Mortgage rates showed no clear direction today, but one key rate rose. The average for a 30-year fixed-rate mortgage moved up, but the average rate on a 15-year fixed decreased. On the variable-mortgage side, the average rate on 5/1 adjustable-rate mortgages slid lower.
Mortgage rates are in a constant state of flux, but overall, they are very low by historical standards. If you’re in the market for a mortgage, it could be a great time to lock in a rate. Just be sure to shop around.
See mortgage rates for a variety of loan types.
30-year fixed mortgages
The average rate for a 30-year fixed mortgage is 3.12 percent, an increase of 10 basis points since the same time last week. Last month on the 28th, the average rate on a 30-year fixed mortgage was lower, at 3.09 percent.
At the current average rate, you’ll pay $428.10 per month in principal and interest for every $100,000 you borrow. That’s up $5.42 from what it would have been last week.
You can use Bankrate’s mortgage calculator to get a handle on what your monthly payments would be and see the effect of adding extra payments. It will also help you computehow much interest you’ll pay over the life of the loan.
15-year fixed mortgages
The average 15-year fixed-mortgage rate is 2.60 percent, down 3 basis points over the last seven days.
Monthly payments on a 15-year fixed mortgage at that rate will cost around $672 per $100,000 borrowed. That may squeeze your monthly budget than a 30-year mortgage would, but it comes with some big advantages: You’ll save thousands of dollars over the life of the loan in total interest paid and build equity much more rapidly.
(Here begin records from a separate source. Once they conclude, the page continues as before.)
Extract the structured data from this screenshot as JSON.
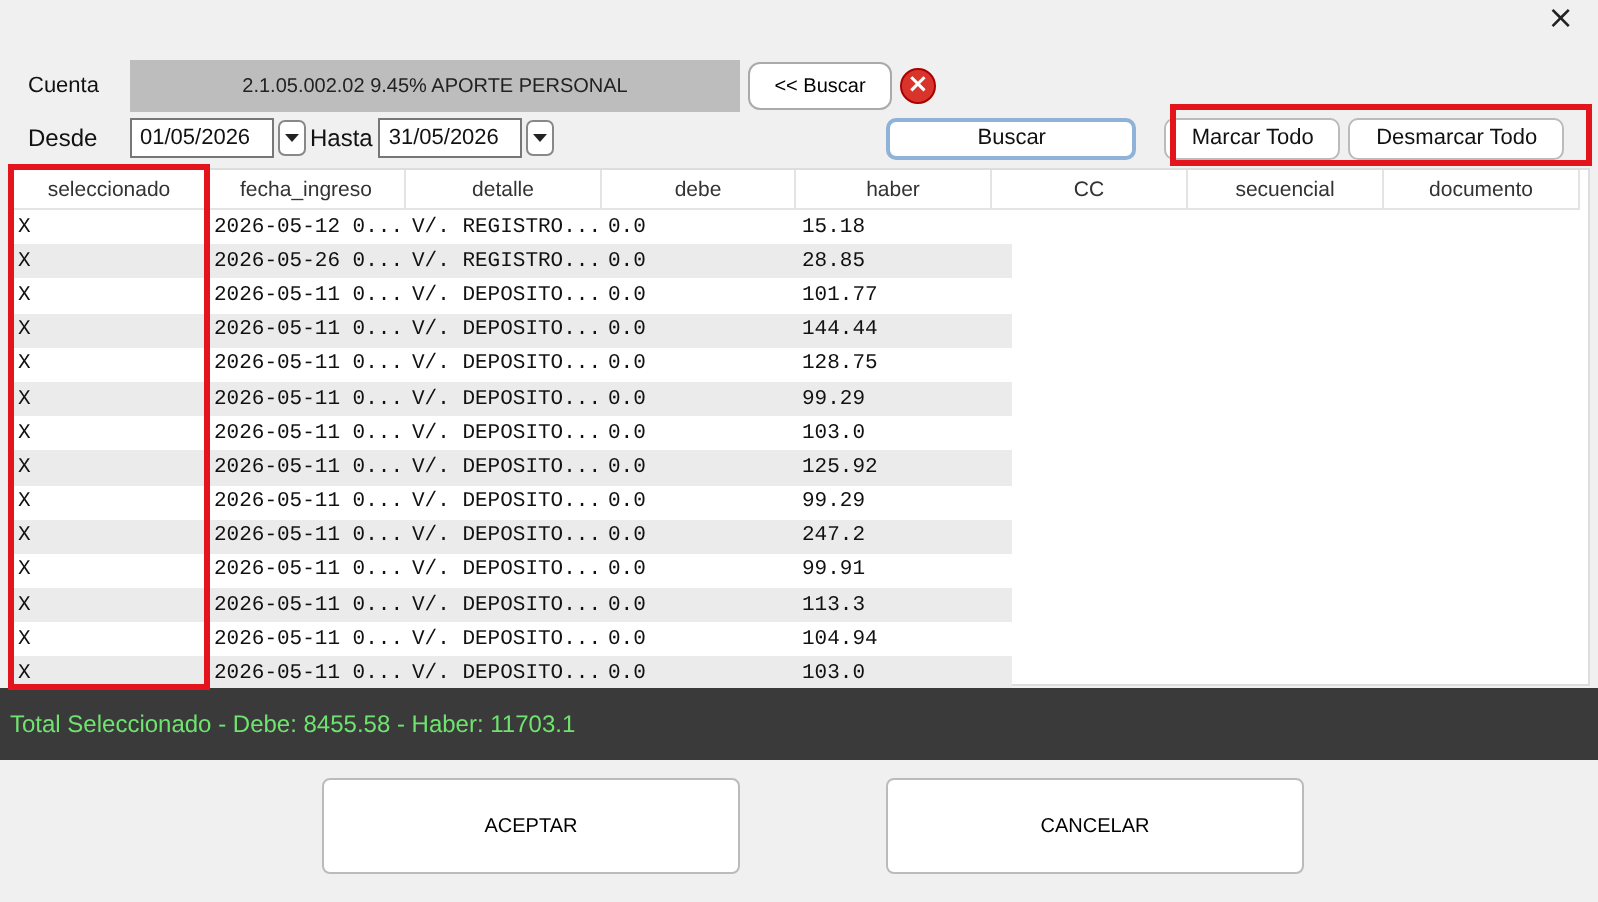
{
  "window": {
    "close": "×"
  },
  "cuenta": {
    "label": "Cuenta",
    "value": "2.1.05.002.02  9.45% APORTE PERSONAL",
    "search_button": "<< Buscar",
    "clear": "×"
  },
  "range": {
    "from_label": "Desde",
    "from": "01/05/2026",
    "to_label": "Hasta",
    "to": "31/05/2026"
  },
  "buttons": {
    "search": "Buscar",
    "mark_all": "Marcar Todo",
    "unmark_all": "Desmarcar Todo"
  },
  "table": {
    "columns": [
      "seleccionado",
      "fecha_ingreso",
      "detalle",
      "debe",
      "haber",
      "CC",
      "secuencial",
      "documento"
    ],
    "rows": [
      [
        "X",
        "2026-05-12 0...",
        "V/. REGISTRO...",
        "0.0",
        "15.18"
      ],
      [
        "X",
        "2026-05-26 0...",
        "V/. REGISTRO...",
        "0.0",
        "28.85"
      ],
      [
        "X",
        "2026-05-11 0...",
        "V/. DEPOSITO...",
        "0.0",
        "101.77"
      ],
      [
        "X",
        "2026-05-11 0...",
        "V/. DEPOSITO...",
        "0.0",
        "144.44"
      ],
      [
        "X",
        "2026-05-11 0...",
        "V/. DEPOSITO...",
        "0.0",
        "128.75"
      ],
      [
        "X",
        "2026-05-11 0...",
        "V/. DEPOSITO...",
        "0.0",
        "99.29"
      ],
      [
        "X",
        "2026-05-11 0...",
        "V/. DEPOSITO...",
        "0.0",
        "103.0"
      ],
      [
        "X",
        "2026-05-11 0...",
        "V/. DEPOSITO...",
        "0.0",
        "125.92"
      ],
      [
        "X",
        "2026-05-11 0...",
        "V/. DEPOSITO...",
        "0.0",
        "99.29"
      ],
      [
        "X",
        "2026-05-11 0...",
        "V/. DEPOSITO...",
        "0.0",
        "247.2"
      ],
      [
        "X",
        "2026-05-11 0...",
        "V/. DEPOSITO...",
        "0.0",
        "99.91"
      ],
      [
        "X",
        "2026-05-11 0...",
        "V/. DEPOSITO...",
        "0.0",
        "113.3"
      ],
      [
        "X",
        "2026-05-11 0...",
        "V/. DEPOSITO...",
        "0.0",
        "104.94"
      ],
      [
        "X",
        "2026-05-11 0...",
        "V/. DEPOSITO...",
        "0.0",
        "103.0"
      ]
    ]
  },
  "status": "Total Seleccionado - Debe: 8455.58 - Haber: 11703.1",
  "actions": [
    "ACEPTAR",
    "CANCELAR"
  ]
}
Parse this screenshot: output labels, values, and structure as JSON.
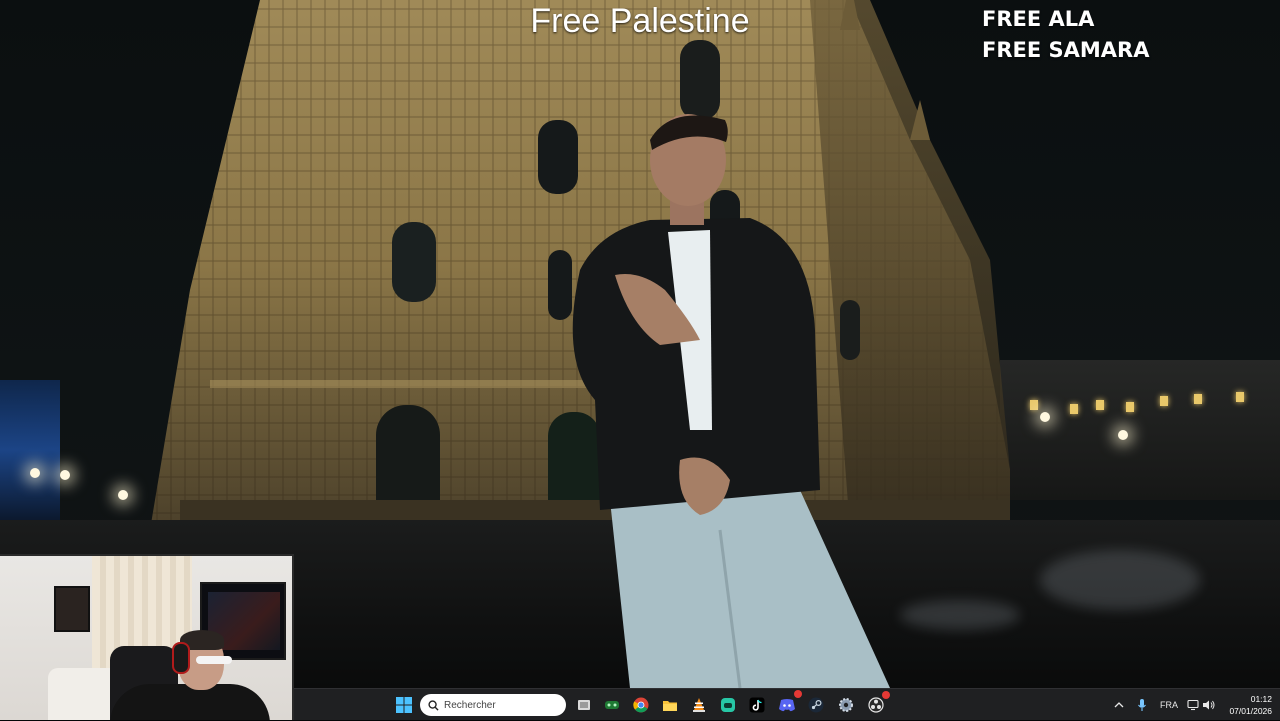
{
  "overlay": {
    "title": "Free Palestine",
    "lines": [
      "FREE ALA",
      "FREE SAMARA"
    ]
  },
  "taskbar": {
    "search_placeholder": "Rechercher",
    "apps": [
      {
        "name": "windows-start",
        "icon": "windows-logo-icon"
      },
      {
        "name": "task-view",
        "icon": "task-view-icon"
      },
      {
        "name": "xbox-app",
        "icon": "xbox-icon"
      },
      {
        "name": "chrome",
        "icon": "chrome-icon"
      },
      {
        "name": "file-explorer",
        "icon": "folder-icon"
      },
      {
        "name": "vlc",
        "icon": "vlc-cone-icon"
      },
      {
        "name": "xbox-game-bar",
        "icon": "gamebar-icon"
      },
      {
        "name": "tiktok",
        "icon": "tiktok-icon"
      },
      {
        "name": "discord",
        "icon": "discord-icon"
      },
      {
        "name": "steam",
        "icon": "steam-icon"
      },
      {
        "name": "settings",
        "icon": "gear-icon"
      },
      {
        "name": "obs",
        "icon": "obs-record-icon"
      }
    ],
    "tray": {
      "language": "FRA",
      "time": "01:12",
      "date": "07/01/2026"
    },
    "colors": {
      "taskbar_bg": "#1f2022",
      "accent_blue": "#0078d4"
    }
  }
}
The average rate on a 5/1 ARM is 3.36 percent, ticking down 1 basis point over the last week.
These types of loans are best for people who expect to refinance or sell before the first or second adjustment. Rates could be materially higher when the loan first adjusts, and thereafter.
Monthly payments on a 5/1 ARM at 3.36 percent would cost about $441 for each $100,000 borrowed over the initial five years, but could ratchet higher by hundreds of dollars afterward, depending on the loan’s terms.
Where rates are headed
To see where Bankrate’s panel of experts expect rates to go from here, check out our Mortgage rate predictions for this week.
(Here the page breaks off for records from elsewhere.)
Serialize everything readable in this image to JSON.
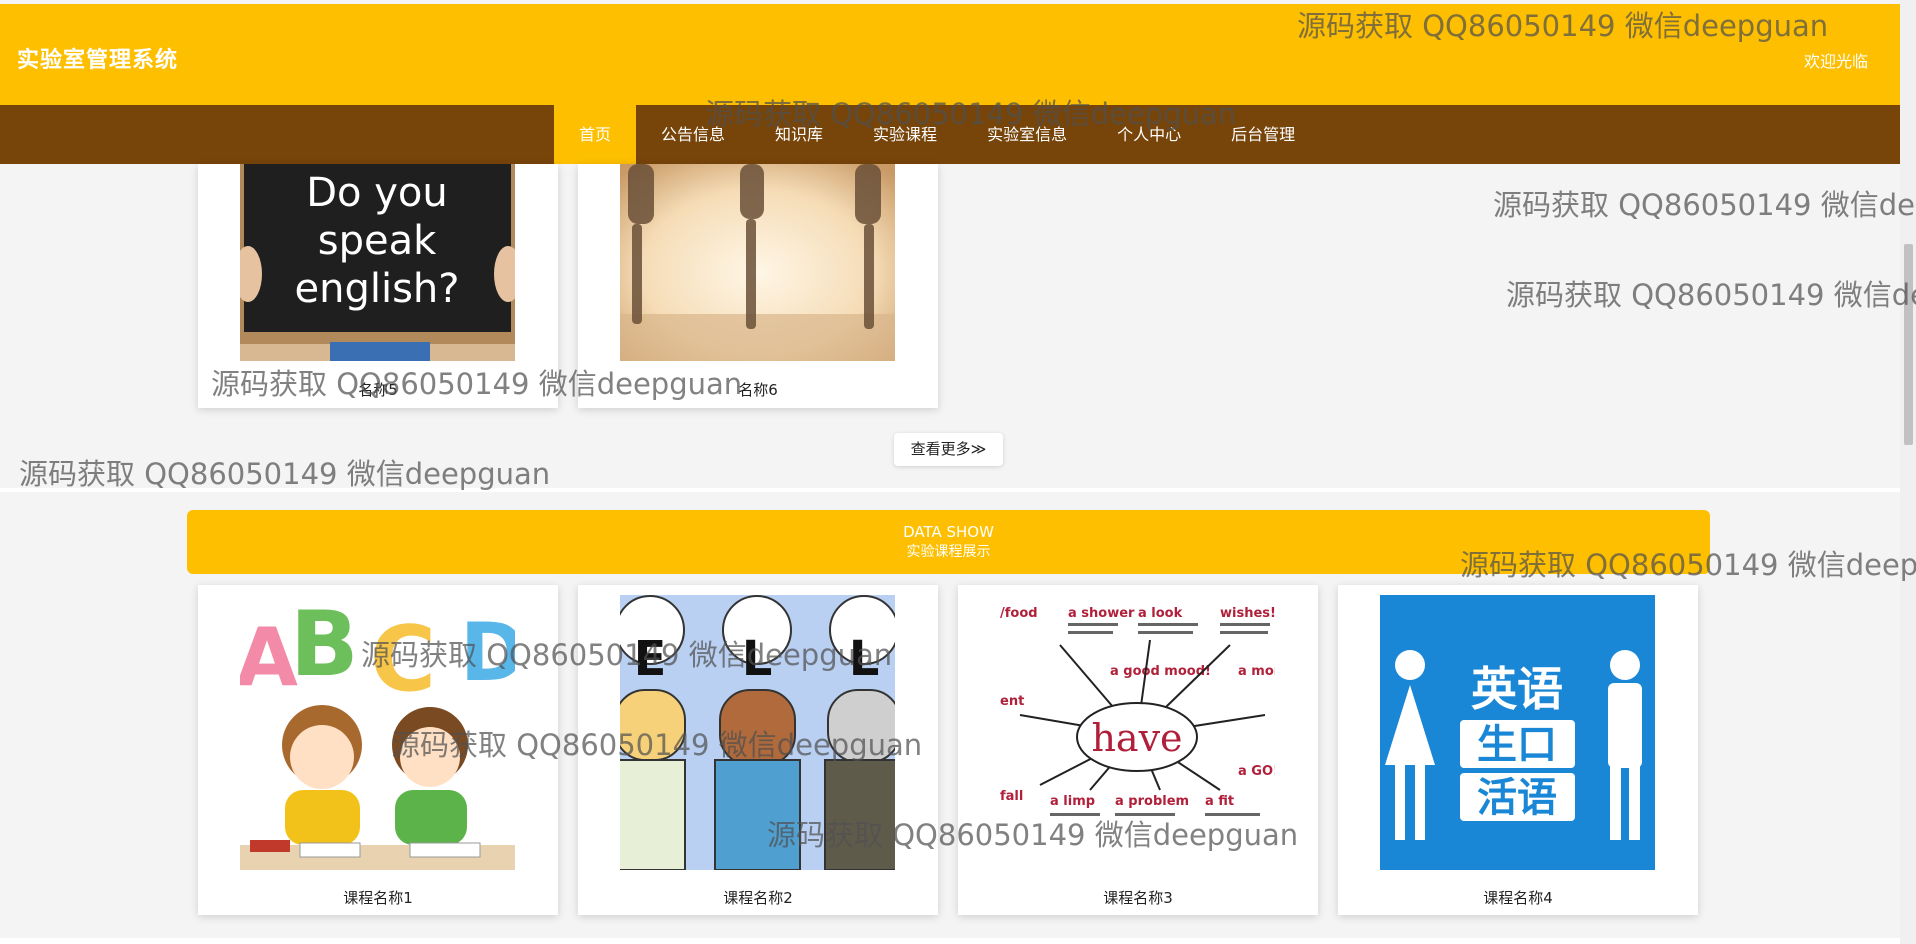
{
  "header": {
    "site_title": "实验室管理系统",
    "welcome": "欢迎光临"
  },
  "nav": {
    "items": [
      {
        "label": "首页",
        "active": true
      },
      {
        "label": "公告信息",
        "active": false
      },
      {
        "label": "知识库",
        "active": false
      },
      {
        "label": "实验课程",
        "active": false
      },
      {
        "label": "实验室信息",
        "active": false
      },
      {
        "label": "个人中心",
        "active": false
      },
      {
        "label": "后台管理",
        "active": false
      }
    ]
  },
  "knowledge": {
    "cards": [
      {
        "caption": "名称5",
        "image": "chalkboard-do-you-speak-english"
      },
      {
        "caption": "名称6",
        "image": "yoga-silhouettes"
      }
    ],
    "more_label": "查看更多≫"
  },
  "data_show": {
    "title_en": "DATA SHOW",
    "title_cn": "实验课程展示"
  },
  "courses": {
    "cards": [
      {
        "caption": "课程名称1",
        "image": "abc-kids-reading"
      },
      {
        "caption": "课程名称2",
        "image": "ell-cartoon-characters"
      },
      {
        "caption": "课程名称3",
        "image": "have-mindmap"
      },
      {
        "caption": "课程名称4",
        "image": "english-spoken-sign"
      }
    ]
  },
  "watermark_text": "源码获取 QQ86050149 微信deepguan",
  "images": {
    "chalkboard_line1": "Do you",
    "chalkboard_line2": "speak",
    "chalkboard_line3": "english?",
    "abc_letters": [
      "A",
      "B",
      "C",
      "D"
    ],
    "ell_letters": [
      "E",
      "L",
      "L"
    ],
    "have_word": "have",
    "have_labels": [
      "a shower",
      "a look",
      "wishes!",
      "a good mood!",
      "a mon",
      "a limp",
      "a problem",
      "a fit",
      "a GO!",
      "/food",
      "fall",
      "ent"
    ],
    "english_sign_lines": [
      "英语",
      "生口",
      "活语"
    ]
  },
  "colors": {
    "header_yellow": "#fdbf00",
    "nav_brown": "#774409",
    "active_tab": "#fdbf00"
  }
}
Want to see where rates are at this moment? Lenders across the nation respond to Bankrate’s weekday mortgage rates survey to bring you the most current rates available. Here you can see the latest marketplace average rates for a wide variety of purchase loans:
Rates accurate as of August 28, 2020.
When to lock your mortgage rate
A rate lock guarantees your interest rate for a specified period of time. It’s common for lenders to offer 30-day rate locks for a fee or to include the price of the rate lock into your loan. Some lenders will lock rates for longer periods, sometimes for more than 60 days, but those locks can be pricey. In today’s volatile market, some lenders will lock an interest rate for only two weeks because they don’t want to take on unnecessary risk.
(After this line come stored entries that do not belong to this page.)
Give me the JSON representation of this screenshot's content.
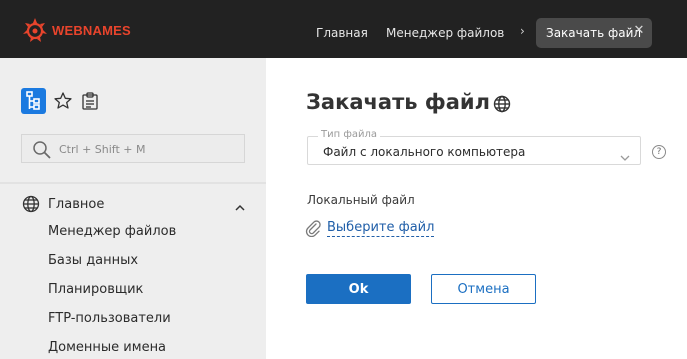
{
  "header": {
    "brand": "WEBNAMES",
    "nav": [
      "Главная",
      "Менеджер файлов"
    ],
    "active_tab": "Закачать файл",
    "colors": {
      "background": "#222222",
      "brand": "#e8442c",
      "active_tab": "#4a4a4a"
    }
  },
  "sidebar": {
    "tools": [
      {
        "icon": "tree-view-icon",
        "active": true
      },
      {
        "icon": "star-icon",
        "active": false
      },
      {
        "icon": "clipboard-icon",
        "active": false
      }
    ],
    "search": {
      "placeholder": "Ctrl + Shift + M",
      "icon": "search-icon"
    },
    "group": {
      "label": "Главное",
      "icon": "globe-icon",
      "expanded": true
    },
    "items": [
      "Менеджер файлов",
      "Базы данных",
      "Планировщик",
      "FTP-пользователи",
      "Доменные имена"
    ]
  },
  "main": {
    "title": "Закачать файл",
    "title_icon": "globe-icon",
    "file_type": {
      "legend": "Тип файла",
      "value": "Файл с локального компьютера",
      "help": "?"
    },
    "local_file": {
      "label": "Локальный файл",
      "link": "Выберите файл"
    },
    "buttons": {
      "ok": "Ok",
      "cancel": "Отмена"
    },
    "colors": {
      "primary": "#1b6fc2",
      "link": "#1f5ea8"
    }
  }
}
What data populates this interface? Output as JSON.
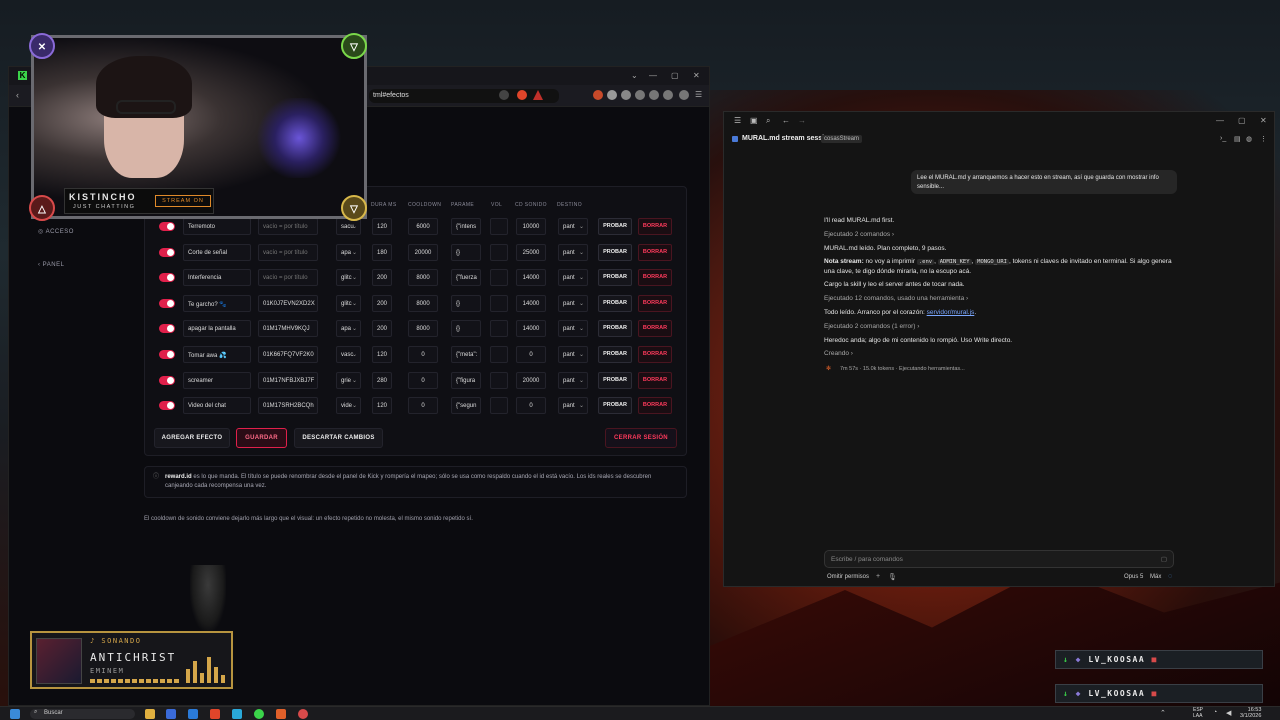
{
  "browser": {
    "url": "tml#efectos",
    "sidebar": {
      "acceso": "ACCESO",
      "panel": "PANEL"
    }
  },
  "table": {
    "headers": {
      "dura": "DURA MS",
      "cooldown": "COOLDOWN",
      "params": "PARAME",
      "vol": "VOL",
      "cd_sonido": "CD SONIDO",
      "destino": "DESTINO"
    },
    "rows": [
      {
        "name": "Terremoto",
        "reward_id": "vacío = por título",
        "tipo": "sacu",
        "dur": "120",
        "cooldown": "6000",
        "params": "{\"intens",
        "cd": "10000",
        "dest": "pant"
      },
      {
        "name": "Corte de señal",
        "reward_id": "vacío = por título",
        "tipo": "apa",
        "dur": "180",
        "cooldown": "20000",
        "params": "{}",
        "cd": "25000",
        "dest": "pant"
      },
      {
        "name": "Interferencia",
        "reward_id": "vacío = por título",
        "tipo": "glitc",
        "dur": "200",
        "cooldown": "8000",
        "params": "{\"fuerza",
        "cd": "14000",
        "dest": "pant"
      },
      {
        "name": "Te garcho? 🐾",
        "reward_id": "01K0J7EVN2XD2X",
        "tipo": "glitc",
        "dur": "200",
        "cooldown": "8000",
        "params": "{}",
        "cd": "14000",
        "dest": "pant"
      },
      {
        "name": "apagar la pantalla",
        "reward_id": "01M17MHV9KQJ",
        "tipo": "apa",
        "dur": "200",
        "cooldown": "8000",
        "params": "{}",
        "cd": "14000",
        "dest": "pant"
      },
      {
        "name": "Tomar awa 💦",
        "reward_id": "01K667FQ7VF2K0",
        "tipo": "vasc",
        "dur": "120",
        "cooldown": "0",
        "params": "{\"meta\":",
        "cd": "0",
        "dest": "pant"
      },
      {
        "name": "screamer",
        "reward_id": "01M17NFBJXBJ7F",
        "tipo": "grie",
        "dur": "280",
        "cooldown": "0",
        "params": "{\"figura",
        "cd": "20000",
        "dest": "pant"
      },
      {
        "name": "Video del chat",
        "reward_id": "01M17SRH2BCQh",
        "tipo": "vide",
        "dur": "120",
        "cooldown": "0",
        "params": "{\"segun",
        "cd": "0",
        "dest": "pant"
      }
    ],
    "probar": "PROBAR",
    "borrar": "BORRAR"
  },
  "actions": {
    "agregar": "AGREGAR EFECTO",
    "guardar": "GUARDAR",
    "descartar": "DESCARTAR CAMBIOS",
    "cerrar": "CERRAR SESIÓN"
  },
  "notes": {
    "reward_bold": "reward.id",
    "reward_text": " es lo que manda. El título se puede renombrar desde el panel de Kick y rompería el mapeo; sólo se usa como respaldo cuando el id está vacío. Los ids reales se descubren canjeando cada recompensa una vez.",
    "cooldown": "El cooldown de sonido conviene dejarlo más largo que el visual: un efecto repetido no molesta, el mismo sonido repetido sí."
  },
  "overlay": {
    "brand_name": "KISTINCHO",
    "brand_sub": "JUST CHATTING",
    "stream_on": "STREAM ON",
    "np_status": "♪ SONANDO",
    "np_title": "ANTICHRIST",
    "np_artist": "EMINEM"
  },
  "claude": {
    "title": "MURAL.md stream session",
    "tag": "cosasStream",
    "user_msg": "Lee el MURAL.md y arranquemos a hacer esto en stream, así que guarda con mostrar info sensible...",
    "m1": "I'll read MURAL.md first.",
    "m2": "Ejecutado 2 comandos ›",
    "m3": "MURAL.md leído. Plan completo, 9 pasos.",
    "m4_bold": "Nota stream:",
    "m4_a": " no voy a imprimir ",
    "m4_code1": ".env",
    "m4_code2": "ADMIN_KEY",
    "m4_code3": "MONGO_URI",
    "m4_b": ", tokens ni claves de invitado en terminal. Si algo genera una clave, te digo dónde mirarla, no la escupo acá.",
    "m5": "Cargo la skill y leo el server antes de tocar nada.",
    "m6": "Ejecutado 12 comandos, usado una herramienta ›",
    "m7_a": "Todo leído. Arranco por el corazón: ",
    "m7_link": "servidor/mural.js",
    "m7_b": ".",
    "m8": "Ejecutado 2 comandos (1 error) ›",
    "m9": "Heredoc anda; algo de mi contenido lo rompió. Uso Write directo.",
    "m10": "Creando ›",
    "status": "7m 57s · 15.0k tokens · Ejecutando herramientas...",
    "composer_placeholder": "Escribe / para comandos",
    "omit": "Omitir permisos",
    "model": "Opus 5",
    "effort": "Máx"
  },
  "chat": {
    "user": "LV_KOOSAA"
  },
  "taskbar": {
    "search": "Buscar",
    "lang": "ESP",
    "lang2": "LAA",
    "time": "16:53",
    "date": "3/1/2026"
  }
}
With a rate lock, if interest rates rise, you’re locked into the guaranteed rate. Some lenders have a floating-rate lock option, which allows you to get a lower rate if interest rates fall before you close your loan. In a falling rate environment, a float-down lock could be worth the cost. Because mortgage rates are not predictable, there’s no guarantee that rates will stay where they are from week to week or even day to day. So, if you can lock in a low rate, then you should do so rather than gamble on interest rates falling even lower.
Keep in mind that during the pandemic, all aspects of real estate and mortgage closings are taking much longer than usual. Expect the closing on a new mortgage to take at least 60 days, with refinancing taking at least a month.
Why mortgage rates change
Mortgage rates are influenced by a range of economic factors, from inflation to unemployment numbers. Typically, higher inflation means higher interest rates and vice versa. As inflation rises, the dollar loses value, which in turn drives off investors for mortgage-backed securities, causing the prices to fall and yields to climb. When yields climb, rates get more expensive for borrowers.
A strong economy usually means more people buying homes, which drives demand for mortgages. This increased demand can push rates higher. The opposite is also true; less demand can trigger a drop in rates.
Current mortgage rate landscape
The current mortgage rate environment has been unstable because of the coronavirus pandemic, but generally rates have been low. Mortgage rates are rising and falling from week to week, as lenders are inundated with forbearance and refinance requests. In general, however, rates are consistently below 4 percent and even dipping into the mid to low 3s. This is an especially good time for people with good to excellent credit to lock in a low rate for a purchase loan. However, lenders are also raising credit standards for borrowers and demanding higher down payments as they try to dampen their risks.
Methodology: The rates you see above are Bankrate.com Site Averages. These calculations are run after the close of the previous business day and include rates and/or yields we have collected that day for a specific banking product. Bankrate.com site averages tend to be volatile — they help consumers see the movement of rates day to day. The institutions included in the “Bankrate.com Site Average” tables will be different from one day to the next, depending on which institutions’ rates we gather on a particular day for presentation on the site.